Columbia University Department of Surgery, United States.
Columbia University Department of Surgery, United States.
J Crit Care. 2018 Aug;46:13-16. doi: 10.1016/j.jcrc.2018.03.027. Epub 2018 Mar 28.
Central venous catheters (CVC) can be useful for perioperative monitoring and insertion has low complication rates. However, routine post insertion chest X-rays have become standard of care and contribute to health care costs with limited impact on patient management.

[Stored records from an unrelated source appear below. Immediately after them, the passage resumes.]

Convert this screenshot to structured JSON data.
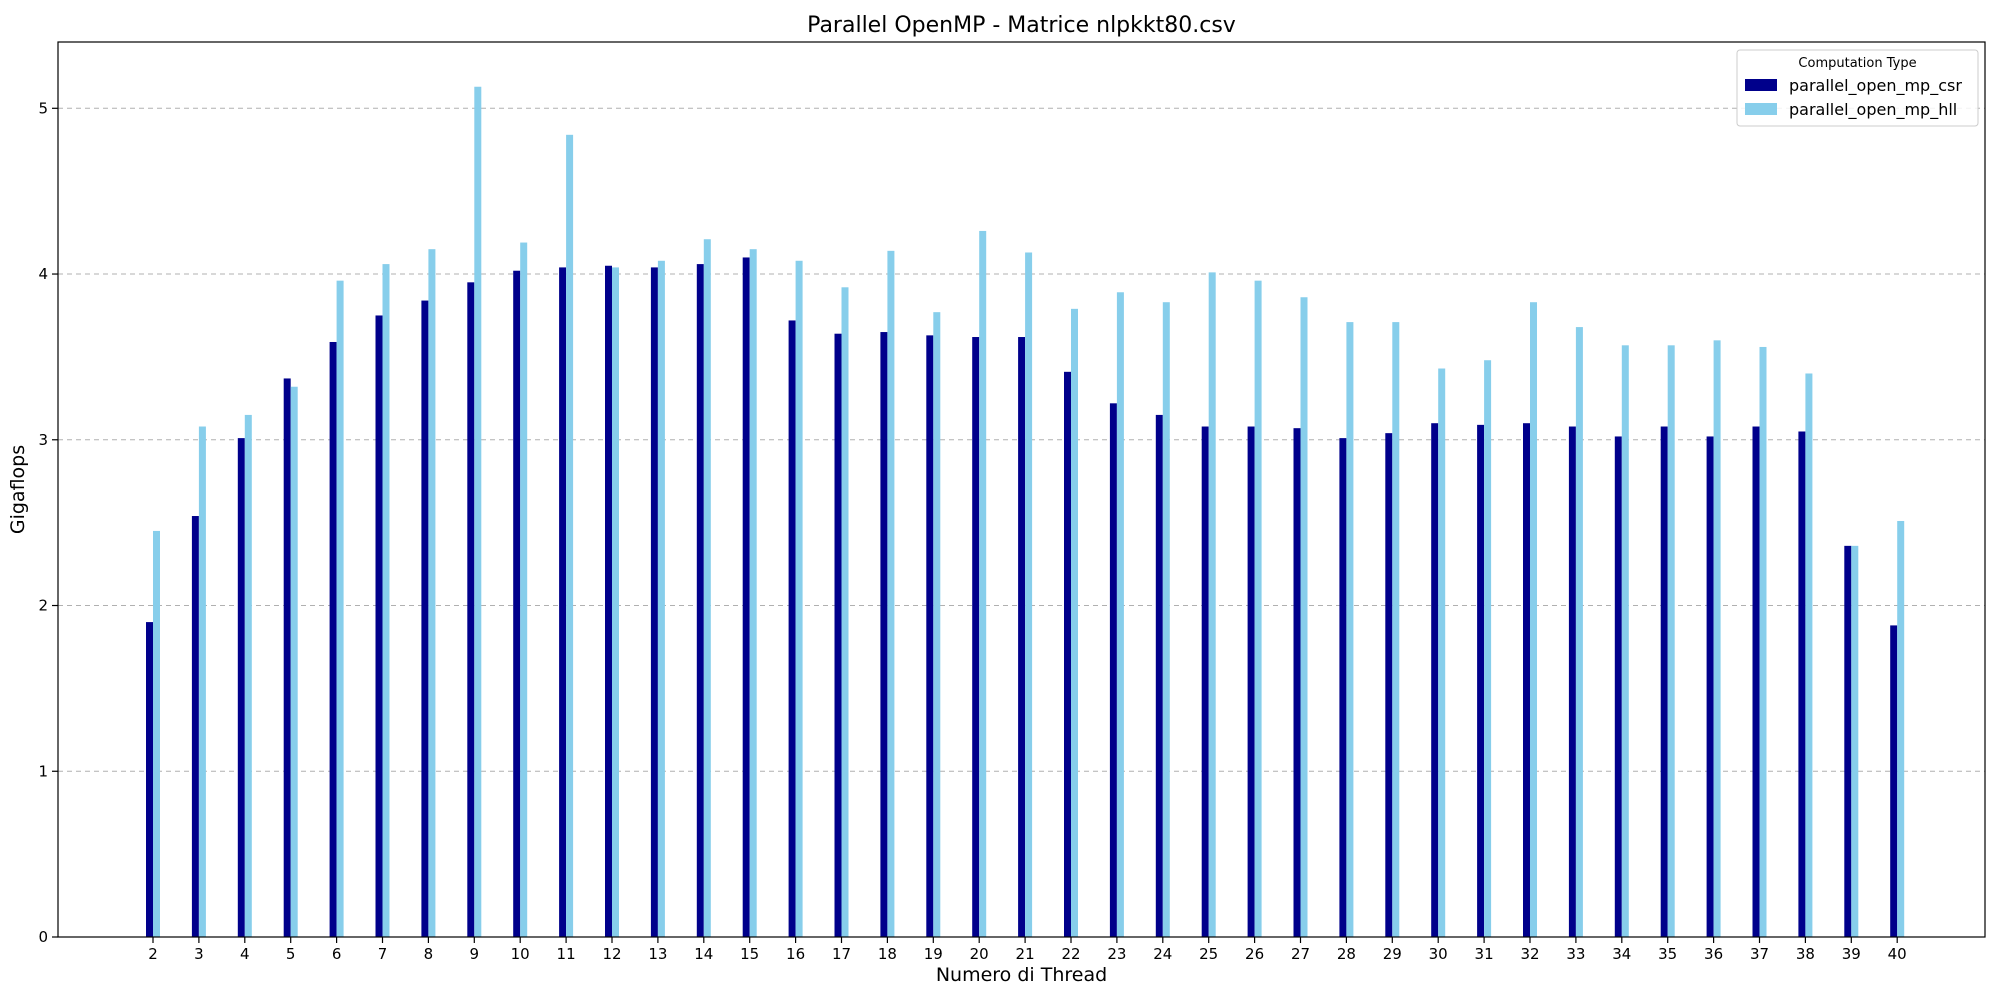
{
  "chart_data": {
    "type": "bar",
    "title": "Parallel OpenMP - Matrice nlpkkt80.csv",
    "xlabel": "Numero di Thread",
    "ylabel": "Gigaflops",
    "ylim": [
      0,
      5.4
    ],
    "yticks": [
      0,
      1,
      2,
      3,
      4,
      5
    ],
    "grid": "horizontal-dashed",
    "legend": {
      "title": "Computation Type",
      "placement": "top-right"
    },
    "categories": [
      "2",
      "3",
      "4",
      "5",
      "6",
      "7",
      "8",
      "9",
      "10",
      "11",
      "12",
      "13",
      "14",
      "15",
      "16",
      "17",
      "18",
      "19",
      "20",
      "21",
      "22",
      "23",
      "24",
      "25",
      "26",
      "27",
      "28",
      "29",
      "30",
      "31",
      "32",
      "33",
      "34",
      "35",
      "36",
      "37",
      "38",
      "39",
      "40"
    ],
    "series": [
      {
        "name": "parallel_open_mp_csr",
        "color": "#00008b",
        "values": [
          1.9,
          2.54,
          3.01,
          3.37,
          3.59,
          3.75,
          3.84,
          3.95,
          4.02,
          4.04,
          4.05,
          4.04,
          4.06,
          4.1,
          3.72,
          3.64,
          3.65,
          3.63,
          3.62,
          3.62,
          3.41,
          3.22,
          3.15,
          3.08,
          3.08,
          3.07,
          3.01,
          3.04,
          3.1,
          3.09,
          3.1,
          3.08,
          3.02,
          3.08,
          3.02,
          3.08,
          3.05,
          2.36,
          1.88
        ]
      },
      {
        "name": "parallel_open_mp_hll",
        "color": "#87ceeb",
        "values": [
          2.45,
          3.08,
          3.15,
          3.32,
          3.96,
          4.06,
          4.15,
          5.13,
          4.19,
          4.84,
          4.04,
          4.08,
          4.21,
          4.15,
          4.08,
          3.92,
          4.14,
          3.77,
          4.26,
          4.13,
          3.79,
          3.89,
          3.83,
          4.01,
          3.96,
          3.86,
          3.71,
          3.71,
          3.43,
          3.48,
          3.83,
          3.68,
          3.57,
          3.57,
          3.6,
          3.56,
          3.4,
          2.36,
          2.51
        ]
      }
    ]
  }
}
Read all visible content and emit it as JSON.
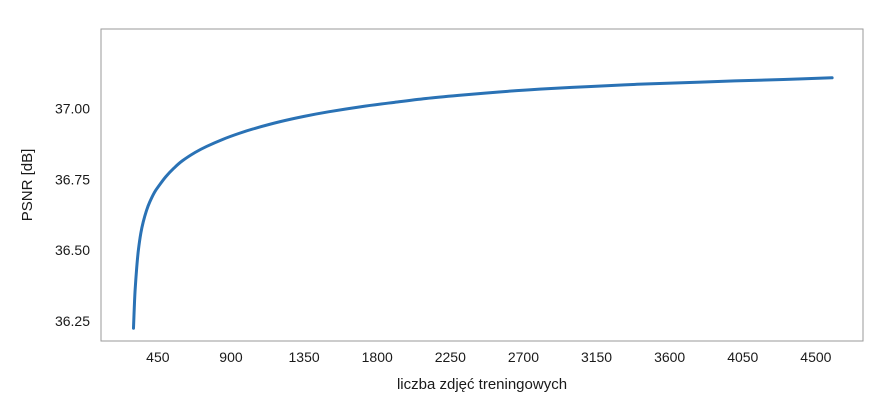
{
  "chart_data": {
    "type": "line",
    "title": "",
    "xlabel": "liczba zdjęć treningowych",
    "ylabel": "PSNR [dB]",
    "xlim": [
      100,
      4790
    ],
    "ylim": [
      36.18,
      37.28
    ],
    "x_ticks": [
      450,
      900,
      1350,
      1800,
      2250,
      2700,
      3150,
      3600,
      4050,
      4500
    ],
    "y_ticks": [
      36.25,
      36.5,
      36.75,
      37.0
    ],
    "y_tick_labels": [
      "36.25",
      "36.50",
      "36.75",
      "37.00"
    ],
    "grid": false,
    "color": "#2a72b5",
    "series": [
      {
        "x": [
          300,
          305,
          310,
          320,
          330,
          345,
          360,
          380,
          400,
          430,
          460,
          500,
          550,
          600,
          680,
          750,
          850,
          950,
          1050,
          1200,
          1350,
          1500,
          1700,
          1900,
          2100,
          2300,
          2550,
          2800,
          3100,
          3400,
          3700,
          4000,
          4300,
          4600
        ],
        "y": [
          36.225,
          36.3,
          36.36,
          36.44,
          36.5,
          36.56,
          36.6,
          36.64,
          36.67,
          36.705,
          36.73,
          36.76,
          36.79,
          36.815,
          36.845,
          36.866,
          36.891,
          36.912,
          36.93,
          36.953,
          36.972,
          36.988,
          37.006,
          37.021,
          37.035,
          37.046,
          37.058,
          37.068,
          37.077,
          37.085,
          37.091,
          37.097,
          37.102,
          37.108
        ]
      }
    ]
  }
}
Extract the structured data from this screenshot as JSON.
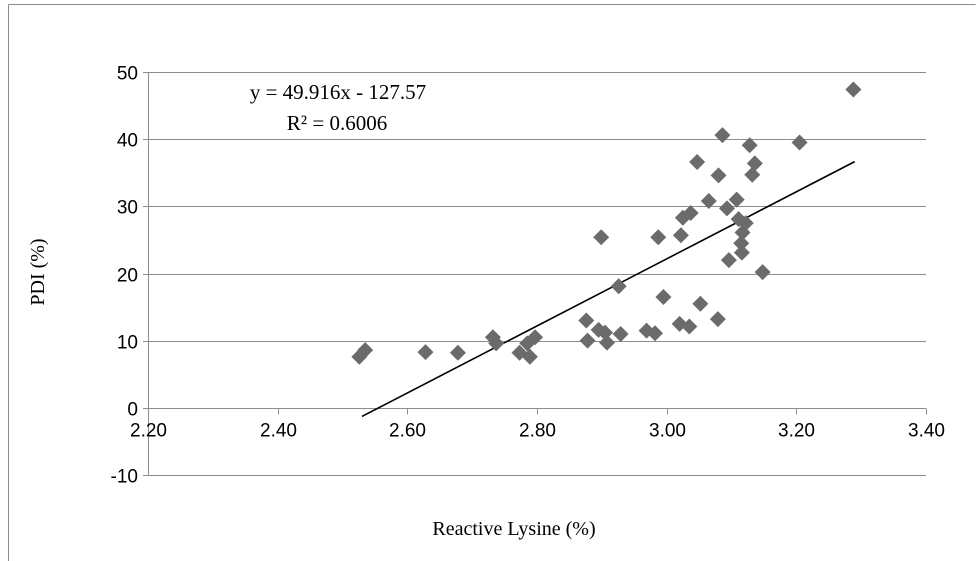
{
  "chart_data": {
    "type": "scatter",
    "title": "",
    "xlabel": "Reactive Lysine (%)",
    "ylabel": "PDI (%)",
    "xlim": [
      2.2,
      3.4
    ],
    "ylim": [
      -10,
      50
    ],
    "x_ticks": [
      "2.20",
      "2.40",
      "2.60",
      "2.80",
      "3.00",
      "3.20",
      "3.40"
    ],
    "y_ticks": [
      "-10",
      "0",
      "10",
      "20",
      "30",
      "40",
      "50"
    ],
    "grid": "horizontal",
    "legend": "none",
    "marker_color": "#6b6b6b",
    "series": [
      {
        "marker": "diamond",
        "points": [
          [
            2.526,
            7.6
          ],
          [
            2.535,
            8.6
          ],
          [
            2.628,
            8.3
          ],
          [
            2.678,
            8.2
          ],
          [
            2.732,
            10.5
          ],
          [
            2.737,
            9.6
          ],
          [
            2.773,
            8.2
          ],
          [
            2.785,
            9.6
          ],
          [
            2.789,
            7.6
          ],
          [
            2.797,
            10.5
          ],
          [
            2.876,
            13.0
          ],
          [
            2.878,
            10.0
          ],
          [
            2.895,
            11.6
          ],
          [
            2.899,
            25.4
          ],
          [
            2.905,
            11.2
          ],
          [
            2.908,
            9.7
          ],
          [
            2.926,
            18.1
          ],
          [
            2.929,
            11.0
          ],
          [
            2.969,
            11.5
          ],
          [
            2.982,
            11.1
          ],
          [
            2.987,
            25.4
          ],
          [
            2.995,
            16.5
          ],
          [
            3.02,
            12.5
          ],
          [
            3.022,
            25.7
          ],
          [
            3.025,
            28.3
          ],
          [
            3.035,
            12.1
          ],
          [
            3.037,
            29.0
          ],
          [
            3.047,
            36.6
          ],
          [
            3.052,
            15.5
          ],
          [
            3.065,
            30.8
          ],
          [
            3.079,
            13.2
          ],
          [
            3.08,
            34.6
          ],
          [
            3.086,
            40.6
          ],
          [
            3.093,
            29.7
          ],
          [
            3.096,
            22.0
          ],
          [
            3.108,
            31.0
          ],
          [
            3.111,
            28.1
          ],
          [
            3.115,
            24.5
          ],
          [
            3.116,
            23.1
          ],
          [
            3.117,
            26.1
          ],
          [
            3.122,
            27.5
          ],
          [
            3.128,
            39.1
          ],
          [
            3.132,
            34.7
          ],
          [
            3.136,
            36.4
          ],
          [
            3.148,
            20.2
          ],
          [
            3.205,
            39.5
          ],
          [
            3.288,
            47.4
          ]
        ]
      }
    ],
    "trendline": {
      "slope": 49.916,
      "intercept": -127.57,
      "x_range": [
        2.53,
        3.29
      ],
      "color": "#000000"
    },
    "annotations": {
      "equation": "y = 49.916x - 127.57",
      "r_squared": "R² = 0.6006"
    }
  }
}
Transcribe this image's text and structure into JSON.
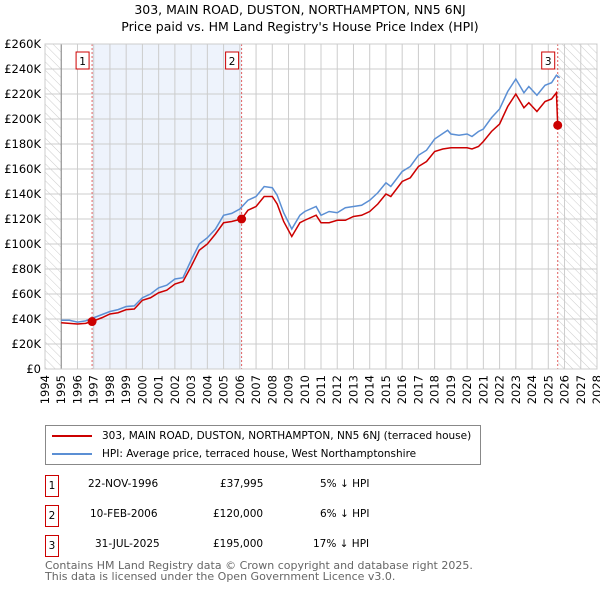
{
  "title_line1": "303, MAIN ROAD, DUSTON, NORTHAMPTON, NN5 6NJ",
  "title_line2": "Price paid vs. HM Land Registry's House Price Index (HPI)",
  "chart_data": {
    "type": "line",
    "ylim": [
      0,
      260000
    ],
    "xlim": [
      1994,
      2028
    ],
    "yticks": [
      0,
      20000,
      40000,
      60000,
      80000,
      100000,
      120000,
      140000,
      160000,
      180000,
      200000,
      220000,
      240000,
      260000
    ],
    "ytick_labels": [
      "£0",
      "£20K",
      "£40K",
      "£60K",
      "£80K",
      "£100K",
      "£120K",
      "£140K",
      "£160K",
      "£180K",
      "£200K",
      "£220K",
      "£240K",
      "£260K"
    ],
    "xticks": [
      1994,
      1995,
      1996,
      1997,
      1998,
      1999,
      2000,
      2001,
      2002,
      2003,
      2004,
      2005,
      2006,
      2007,
      2008,
      2009,
      2010,
      2011,
      2012,
      2013,
      2014,
      2015,
      2016,
      2017,
      2018,
      2019,
      2020,
      2021,
      2022,
      2023,
      2024,
      2025,
      2026,
      2027,
      2028
    ],
    "grid": true,
    "shaded_range": [
      1996.9,
      2006.11
    ],
    "hatched_before": 1995,
    "hatched_after": 2025.6,
    "series": [
      {
        "name": "303, MAIN ROAD, DUSTON, NORTHAMPTON, NN5 6NJ (terraced house)",
        "color": "#cc0000",
        "x": [
          1995,
          1995.5,
          1996,
          1996.5,
          1996.9,
          1997.5,
          1998,
          1998.5,
          1999,
          1999.5,
          2000,
          2000.5,
          2001,
          2001.5,
          2002,
          2002.5,
          2003,
          2003.5,
          2004,
          2004.5,
          2005,
          2005.5,
          2006.11,
          2006.5,
          2007,
          2007.5,
          2008,
          2008.3,
          2008.7,
          2009.2,
          2009.7,
          2010,
          2010.7,
          2011,
          2011.5,
          2012,
          2012.5,
          2013,
          2013.5,
          2014,
          2014.5,
          2015,
          2015.3,
          2016,
          2016.5,
          2017,
          2017.5,
          2018,
          2018.5,
          2019,
          2019.5,
          2020,
          2020.3,
          2020.7,
          2021,
          2021.5,
          2022,
          2022.5,
          2023,
          2023.5,
          2023.8,
          2024.3,
          2024.8,
          2025.2,
          2025.5,
          2025.58
        ],
        "y": [
          37000,
          36500,
          36000,
          36500,
          38000,
          41000,
          44000,
          45000,
          47500,
          48000,
          55000,
          57000,
          61000,
          63000,
          68000,
          70000,
          82000,
          95000,
          100000,
          108000,
          117000,
          118000,
          120000,
          127000,
          130000,
          138000,
          138000,
          132000,
          118000,
          106000,
          117000,
          119000,
          123000,
          117000,
          117000,
          119000,
          119000,
          122000,
          123000,
          126000,
          132000,
          140000,
          138000,
          150000,
          153000,
          162000,
          166000,
          174000,
          176000,
          177000,
          177000,
          177000,
          176000,
          178000,
          182000,
          190000,
          196000,
          210000,
          220000,
          209000,
          213000,
          206000,
          214000,
          216000,
          221000,
          195000
        ]
      },
      {
        "name": "HPI: Average price, terraced house, West Northamptonshire",
        "color": "#5b8fd4",
        "x": [
          1995,
          1995.5,
          1996,
          1996.5,
          1997,
          1997.5,
          1998,
          1998.5,
          1999,
          1999.5,
          2000,
          2000.5,
          2001,
          2001.5,
          2002,
          2002.5,
          2003,
          2003.5,
          2004,
          2004.5,
          2005,
          2005.5,
          2006,
          2006.5,
          2007,
          2007.5,
          2008,
          2008.3,
          2008.7,
          2009.2,
          2009.7,
          2010,
          2010.7,
          2011,
          2011.5,
          2012,
          2012.5,
          2013,
          2013.5,
          2014,
          2014.5,
          2015,
          2015.3,
          2016,
          2016.5,
          2017,
          2017.5,
          2018,
          2018.8,
          2019,
          2019.5,
          2020,
          2020.3,
          2020.7,
          2021,
          2021.5,
          2022,
          2022.5,
          2023,
          2023.5,
          2023.8,
          2024.3,
          2024.8,
          2025.2,
          2025.5,
          2025.7
        ],
        "y": [
          39000,
          39000,
          37500,
          38500,
          41000,
          43500,
          46000,
          47500,
          50000,
          50500,
          57000,
          60000,
          65000,
          67000,
          72000,
          73000,
          87000,
          100000,
          105000,
          112000,
          123000,
          124500,
          128000,
          135000,
          138000,
          146000,
          145000,
          139000,
          125000,
          112000,
          123000,
          126000,
          130000,
          123000,
          126000,
          125000,
          129000,
          130000,
          131000,
          135000,
          141000,
          149000,
          146000,
          158000,
          162000,
          171000,
          175000,
          184000,
          191000,
          188000,
          187000,
          188000,
          186000,
          190000,
          192000,
          201000,
          208000,
          222000,
          232000,
          221000,
          226000,
          219000,
          227000,
          229000,
          235000,
          233000
        ]
      }
    ],
    "sales": [
      {
        "label": "1",
        "x": 1996.9,
        "y": 37995
      },
      {
        "label": "2",
        "x": 2006.11,
        "y": 120000
      },
      {
        "label": "3",
        "x": 2025.58,
        "y": 195000
      }
    ]
  },
  "transactions": [
    {
      "num": "1",
      "date": "22-NOV-1996",
      "price": "£37,995",
      "hpi": "5% ↓ HPI"
    },
    {
      "num": "2",
      "date": "10-FEB-2006",
      "price": "£120,000",
      "hpi": "6% ↓ HPI"
    },
    {
      "num": "3",
      "date": "31-JUL-2025",
      "price": "£195,000",
      "hpi": "17% ↓ HPI"
    }
  ],
  "footer_line1": "Contains HM Land Registry data © Crown copyright and database right 2025.",
  "footer_line2": "This data is licensed under the Open Government Licence v3.0."
}
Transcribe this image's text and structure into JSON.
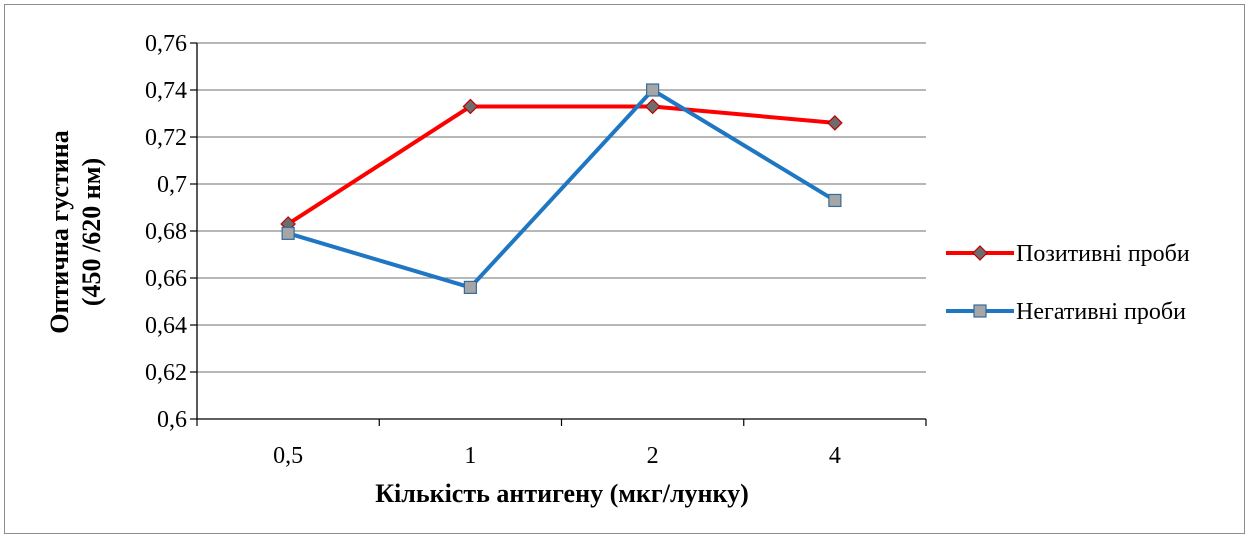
{
  "chart_data": {
    "type": "line",
    "categories": [
      "0,5",
      "1",
      "2",
      "4"
    ],
    "series": [
      {
        "name": "Позитивні проби",
        "values": [
          0.683,
          0.733,
          0.733,
          0.726
        ],
        "color": "#ff0000",
        "marker": "diamond",
        "marker_color": "#6d6d6d"
      },
      {
        "name": "Негативні проби",
        "values": [
          0.679,
          0.656,
          0.74,
          0.693
        ],
        "color": "#1f77c4",
        "marker": "square",
        "marker_color": "#a6a6a6"
      }
    ],
    "xlabel": "Кількість антигену (мкг/лунку)",
    "ylabel_lines": [
      "Оптична густина",
      "(450 /620 нм)"
    ],
    "ylim": [
      0.6,
      0.76
    ],
    "yticks": [
      {
        "value": 0.6,
        "label": "0,6"
      },
      {
        "value": 0.62,
        "label": "0,62"
      },
      {
        "value": 0.64,
        "label": "0,64"
      },
      {
        "value": 0.66,
        "label": "0,66"
      },
      {
        "value": 0.68,
        "label": "0,68"
      },
      {
        "value": 0.7,
        "label": "0,7"
      },
      {
        "value": 0.72,
        "label": "0,72"
      },
      {
        "value": 0.74,
        "label": "0,74"
      },
      {
        "value": 0.76,
        "label": "0,76"
      }
    ],
    "grid": true,
    "legend_position": "right"
  }
}
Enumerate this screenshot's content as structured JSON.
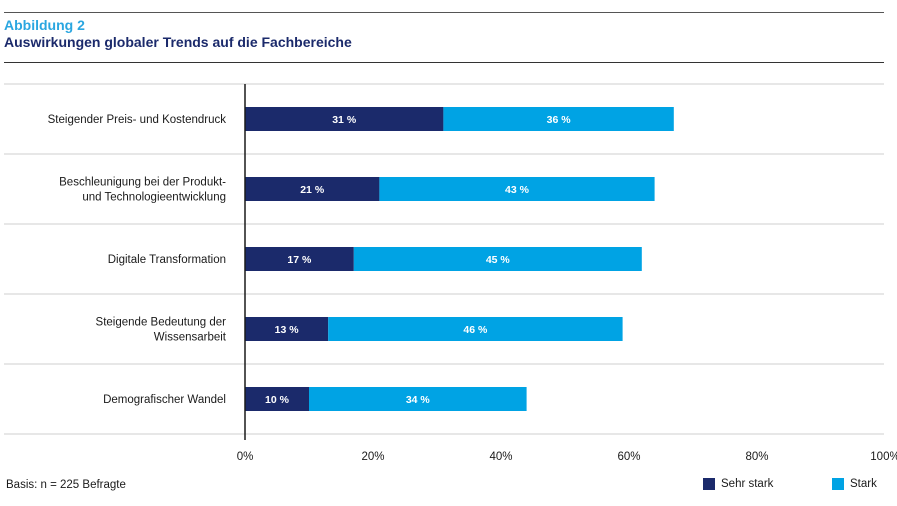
{
  "header": {
    "kicker": "Abbildung 2",
    "title": "Auswirkungen globaler Trends auf die Fachbereiche"
  },
  "footer": {
    "basis": "Basis: n = 225 Befragte"
  },
  "colors": {
    "sehr_stark": "#1b2a6b",
    "stark": "#00a3e4"
  },
  "chart_data": {
    "type": "bar",
    "orientation": "horizontal",
    "stacked": true,
    "categories": [
      [
        "Steigender Preis- und Kostendruck"
      ],
      [
        "Beschleunigung bei der Produkt-",
        "und Technologieentwicklung"
      ],
      [
        "Digitale Transformation"
      ],
      [
        "Steigende Bedeutung der",
        "Wissensarbeit"
      ],
      [
        "Demografischer Wandel"
      ]
    ],
    "series": [
      {
        "name": "Sehr stark",
        "values": [
          31,
          21,
          17,
          13,
          10
        ],
        "labels": [
          "31 %",
          "21 %",
          "17 %",
          "13 %",
          "10 %"
        ]
      },
      {
        "name": "Stark",
        "values": [
          36,
          43,
          45,
          46,
          34
        ],
        "labels": [
          "36 %",
          "43 %",
          "45 %",
          "46 %",
          "34 %"
        ]
      }
    ],
    "xlim": [
      0,
      100
    ],
    "xticks": [
      "0%",
      "20%",
      "40%",
      "60%",
      "80%",
      "100%"
    ],
    "legend_position": "bottom-right"
  }
}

200 patient charts who underwent pancreaticoduodenectomy with central line placement and early line removal were reviewed for clinical complications related to central line placement as well as radiographic evidence of malpositioning. A cost analysis was performed to estimate savings if CXR had not been performed across routine surgical procedures requiring central access.
In 200 central line placements for Whipple procedures, 198 lines were placed in the right internal jugular and 2 were placed in the subclavian. No cases of pneumothorax or hemothorax were identified and 30 (15.3%) of CVCs were improperly positioned. Only 1 (0.5%) of these was deemed clinically significant and repositioned after the CXR was performed.
Routine CXR consumes valuable time and resources (≅$155,000 annually) and rarely affects management. Selection should be guided by clinical factors.
中心静脉导管(CVC)可用于围手术期监测,且其插入的并发症发生率较低。然而,常规的置管后胸部 X 光检查已成为护理标准,增加了医疗保健成本,但对患者管理的影响有限。
对 200 例行胰十二指肠切除术并放置中央导管的患者的病历进行回顾,以评估与中央导管放置相关的临床并发症以及导管错位的放射学证据。进行成本分析,以估计如果在常规需要中央通道的手术程序中不进行 CXR 可以节省多少费用。
在 200 例胰十二指肠切除术的中央线置管中,198 条线置于右颈内静脉,2 条置于锁骨下。未发现气胸或血胸病例,30 条(15.3%)CVC 位置不当。只有 1 例(0.5%)在进行 CXR 后被认为具有临床意义并重新定位。
常规 CXR 消耗了宝贵的时间和资源(每年≅$155,000),并且很少影响管理。选择应根据临床因素进行指导。